A couple of weeks ago I found myself skulking into the building a little late. I sat next to a Kenyan lad who had a few too many questions to ask about my “background” and proceeded to extend an indirect invitation for me to move to San Francisco where he’s headed to work after he graduates. I smiled, and head cocked to the side said, “Who knows?” If you think that “head cocked to the side” description is a little too clear for something that happened weeks ago, you should see all the various renditions my memory has served me over those weeks. In the same breath I remarked “Who knows?” I had changed the trajectory of my career into something that’ll make more sense in the Bay area— UI/UX design, pictured the delightful chocolate faces of a Ghanaian-Kenyan mixture of babies, and had exchanged my last name for an unknown, probably multisyllabic surname I now ached to know. My doom.
It’s a feeling I know all too well. I’ve always envied girls who can risk multiple dates and spare a kiss and still be unsure about how they feel. In High School I had a crush on a guy I had never spoken to, for 2 years. I knew his birthday, knew how many siblings he had, and when he got arrested for substance possession I was tempted to join the #freeDeen frenzy on my Facebook timeline (seriously!).
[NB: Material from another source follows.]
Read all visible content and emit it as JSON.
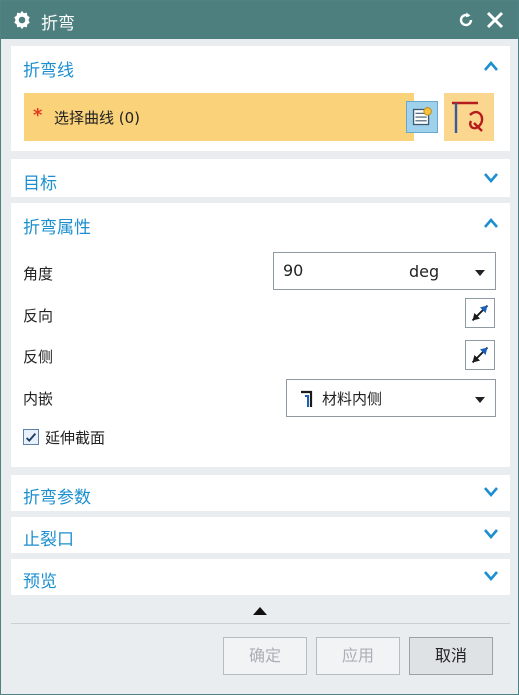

Whenever I confess this boy-crazy part of myself to people they think it’s cute. But being deceived by a wicked heart is not. The pain of deferred hope is real and shattering.
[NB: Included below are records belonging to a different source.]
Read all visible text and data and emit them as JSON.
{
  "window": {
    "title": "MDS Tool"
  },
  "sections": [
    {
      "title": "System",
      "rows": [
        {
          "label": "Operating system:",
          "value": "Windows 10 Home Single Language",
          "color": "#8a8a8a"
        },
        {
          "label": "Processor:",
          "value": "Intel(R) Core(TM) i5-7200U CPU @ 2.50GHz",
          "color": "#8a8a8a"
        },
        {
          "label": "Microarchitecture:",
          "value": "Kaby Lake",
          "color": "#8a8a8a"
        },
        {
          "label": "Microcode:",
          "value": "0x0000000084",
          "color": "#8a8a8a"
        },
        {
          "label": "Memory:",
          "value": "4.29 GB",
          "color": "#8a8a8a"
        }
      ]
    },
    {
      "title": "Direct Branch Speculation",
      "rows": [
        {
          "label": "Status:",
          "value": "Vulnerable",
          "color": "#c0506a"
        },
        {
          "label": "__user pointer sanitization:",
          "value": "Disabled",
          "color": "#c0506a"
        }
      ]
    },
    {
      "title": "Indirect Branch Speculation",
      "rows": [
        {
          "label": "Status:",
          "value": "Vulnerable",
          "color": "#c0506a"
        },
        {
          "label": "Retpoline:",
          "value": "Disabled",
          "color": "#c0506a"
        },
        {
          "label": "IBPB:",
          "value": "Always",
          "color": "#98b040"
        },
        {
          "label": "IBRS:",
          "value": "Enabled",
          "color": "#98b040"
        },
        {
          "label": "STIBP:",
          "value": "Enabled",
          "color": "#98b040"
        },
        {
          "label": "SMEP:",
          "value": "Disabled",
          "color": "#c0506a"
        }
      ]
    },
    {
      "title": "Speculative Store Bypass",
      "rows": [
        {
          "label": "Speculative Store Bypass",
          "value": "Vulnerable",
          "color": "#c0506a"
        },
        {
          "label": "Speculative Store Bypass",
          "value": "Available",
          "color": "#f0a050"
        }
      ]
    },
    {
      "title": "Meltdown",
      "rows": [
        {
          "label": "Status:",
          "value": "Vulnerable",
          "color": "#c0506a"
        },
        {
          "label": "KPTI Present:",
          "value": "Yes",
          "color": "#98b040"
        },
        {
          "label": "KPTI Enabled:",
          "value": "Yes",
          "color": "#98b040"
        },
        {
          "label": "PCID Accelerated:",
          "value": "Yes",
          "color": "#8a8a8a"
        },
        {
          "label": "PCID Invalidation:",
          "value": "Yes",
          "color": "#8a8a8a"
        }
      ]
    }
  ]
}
My relationship with God has gradually become the magnetic force that’s heaving me away from this quicksand of fantasy and doom. When I feel most lavished with love, when God’s doting on me feels more visceral and less like an abstract disembodied concept, when my heart doesn’t remember what it feels like to be lost in anything other than the grandeur of His love, I actually forget what it feels like to want a guy’s attention. But life happens. And disenchantment ensues. I find myself fighting harder than ever to be quickened with zeal for fellowship and some of the simple things that I once adored about my union with Christ. And in my quest to fill this chasm, I entertained the idea of a potential relationship with a guy I’ve met only twice in my entire life.
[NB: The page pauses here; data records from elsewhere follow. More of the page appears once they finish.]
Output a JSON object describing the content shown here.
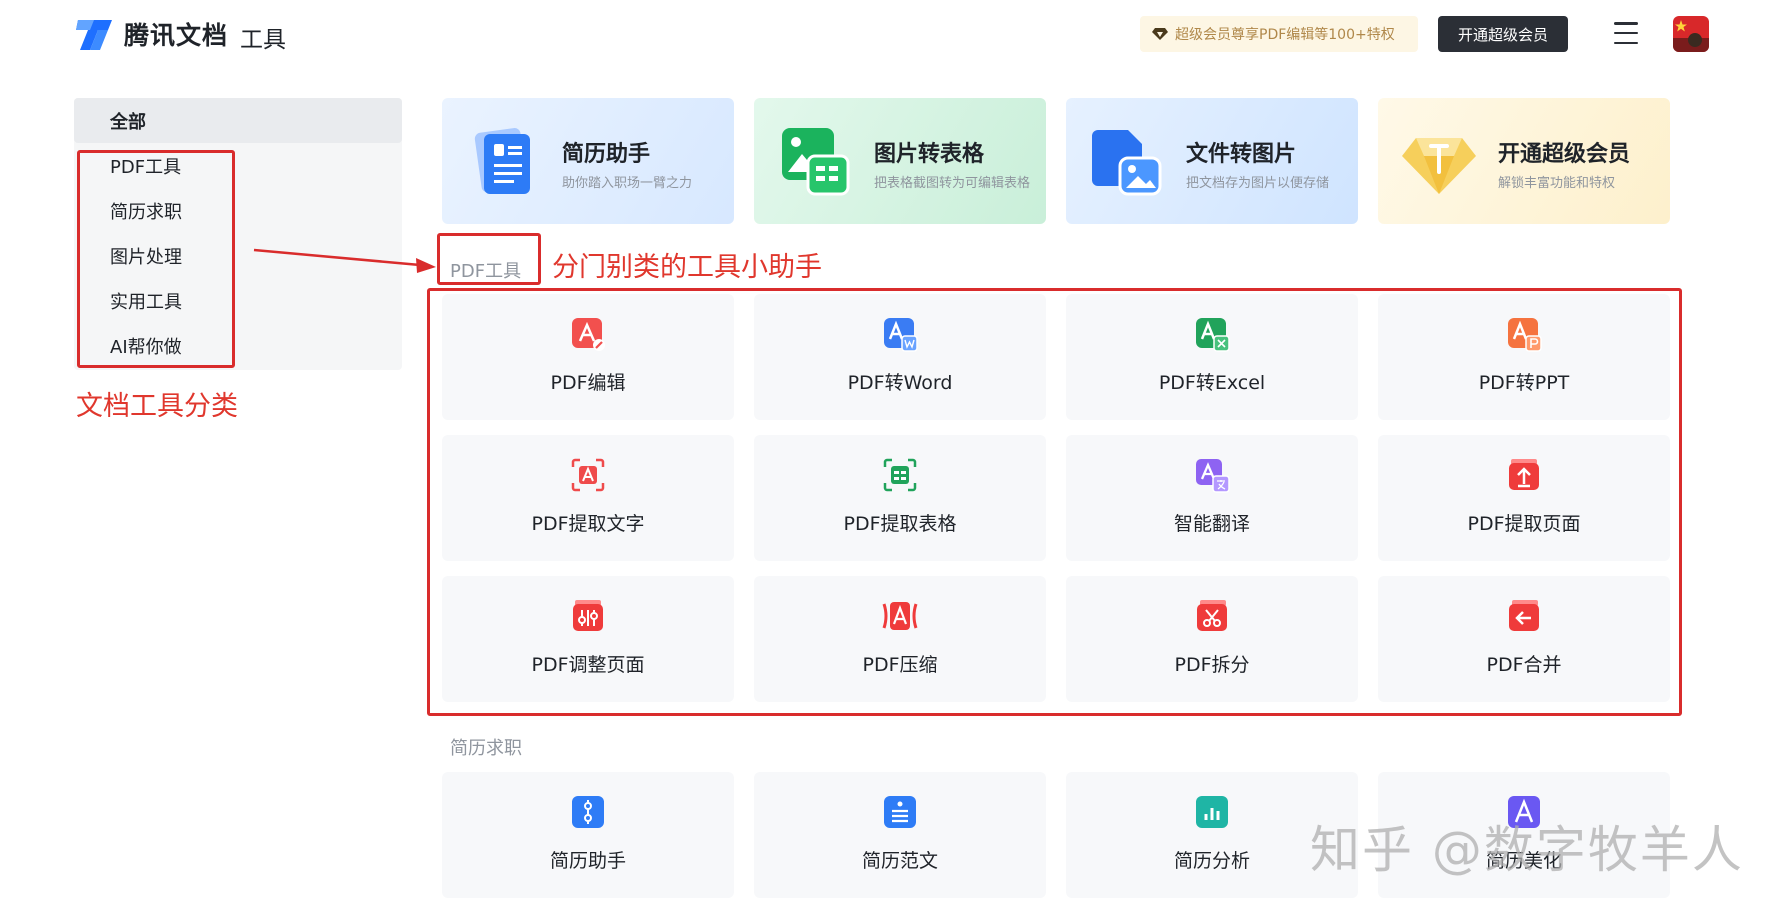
{
  "header": {
    "app_name": "腾讯文档",
    "app_sub": "工具",
    "promo_text": "超级会员尊享PDF编辑等100+特权",
    "vip_button": "开通超级会员",
    "menu_icon": "hamburger-menu-icon",
    "avatar_icon": "user-avatar"
  },
  "sidebar": {
    "items": [
      {
        "label": "全部",
        "active": true
      },
      {
        "label": "PDF工具"
      },
      {
        "label": "简历求职"
      },
      {
        "label": "图片处理"
      },
      {
        "label": "实用工具"
      },
      {
        "label": "AI帮你做"
      }
    ]
  },
  "annotations": {
    "category_label": "文档工具分类",
    "section_label": "分门别类的工具小助手",
    "color": "#d92c2c"
  },
  "banners": [
    {
      "title": "简历助手",
      "subtitle": "助你踏入职场一臂之力",
      "icon": "resume-document-icon"
    },
    {
      "title": "图片转表格",
      "subtitle": "把表格截图转为可编辑表格",
      "icon": "image-to-table-icon"
    },
    {
      "title": "文件转图片",
      "subtitle": "把文档存为图片以便存储",
      "icon": "file-to-image-icon"
    },
    {
      "title": "开通超级会员",
      "subtitle": "解锁丰富功能和特权",
      "icon": "diamond-icon"
    }
  ],
  "sections": [
    {
      "title": "PDF工具",
      "tools": [
        {
          "label": "PDF编辑",
          "icon": "pdf-edit-icon",
          "color": "#f2504e"
        },
        {
          "label": "PDF转Word",
          "icon": "pdf-to-word-icon",
          "color": "#3a7cf3"
        },
        {
          "label": "PDF转Excel",
          "icon": "pdf-to-excel-icon",
          "color": "#21a35b"
        },
        {
          "label": "PDF转PPT",
          "icon": "pdf-to-ppt-icon",
          "color": "#f5733f"
        },
        {
          "label": "PDF提取文字",
          "icon": "pdf-extract-text-icon",
          "color": "#ef4b4b"
        },
        {
          "label": "PDF提取表格",
          "icon": "pdf-extract-table-icon",
          "color": "#21a35b"
        },
        {
          "label": "智能翻译",
          "icon": "translate-icon",
          "color": "#8e63f2"
        },
        {
          "label": "PDF提取页面",
          "icon": "pdf-extract-page-icon",
          "color": "#ef3b3b"
        },
        {
          "label": "PDF调整页面",
          "icon": "pdf-adjust-page-icon",
          "color": "#ef3b3b"
        },
        {
          "label": "PDF压缩",
          "icon": "pdf-compress-icon",
          "color": "#ef3b3b"
        },
        {
          "label": "PDF拆分",
          "icon": "pdf-split-icon",
          "color": "#ef3b3b"
        },
        {
          "label": "PDF合并",
          "icon": "pdf-merge-icon",
          "color": "#ef3b3b"
        }
      ]
    },
    {
      "title": "简历求职",
      "tools": [
        {
          "label": "简历助手",
          "icon": "resume-assistant-icon",
          "color": "#2e7cf6"
        },
        {
          "label": "简历范文",
          "icon": "resume-template-icon",
          "color": "#2e7cf6"
        },
        {
          "label": "简历分析",
          "icon": "resume-analysis-icon",
          "color": "#1fb5a5"
        },
        {
          "label": "简历美化",
          "icon": "resume-beautify-icon",
          "color": "#6a58f2"
        }
      ]
    }
  ],
  "watermark": "知乎 @数字牧羊人"
}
I hoped for things I had no business hoping for. I crafted this faultless idol of a man, who would rescue me from my anti-climatic life in a city I still don’t know how to make my own. He would help me carve out my own space within it. He would take me to the ICA after-hours and I would finally eat some of that “good food” Boston is supposedly known for. The thrill of anticipation is intoxicating and I love to gulp it in mouthfuls. It was all very exciting— giving in to the flesh and neglecting the Spirit’s admonition. I would find myself exclaiming out loud “Jesus help me!” but I knew I was loving every bit of dreaming up this fantasy. I neglected the counsel of the Holy Spirit, created a false image for myself, and bowed down before it in my own way (Ex. 20:1–3). To borrow the language used in Jeremiah 2:13, I forsook the fountain of living water and hewed out a broken cistern for myself. It’s evil and treasonous and there’s no way around it.
Now as I find myself reeling from the anguish of unfulfilled expectation, eyes dimmed with disappointment, and insides turning with humiliation from perceived rejection, I experience the mercy of God for His redeemed. I’ve been meditating on Psalm 107, and looking at the steadfast love of God for those who once shunned him in favor of worthless idols. He delivers them from their distress when they repent and cry out to him. As I find myself licking my self-inflicted wounds, knowing fully well that I deserve all the pain, I cry out to God. He satisfies the longing soul, and the hungry soul he fills with good things (Psalm 107:9). I praise Him for seasons like this because it reveals in my heart a deep longing for something no human can ever satisfy, and that’s Him.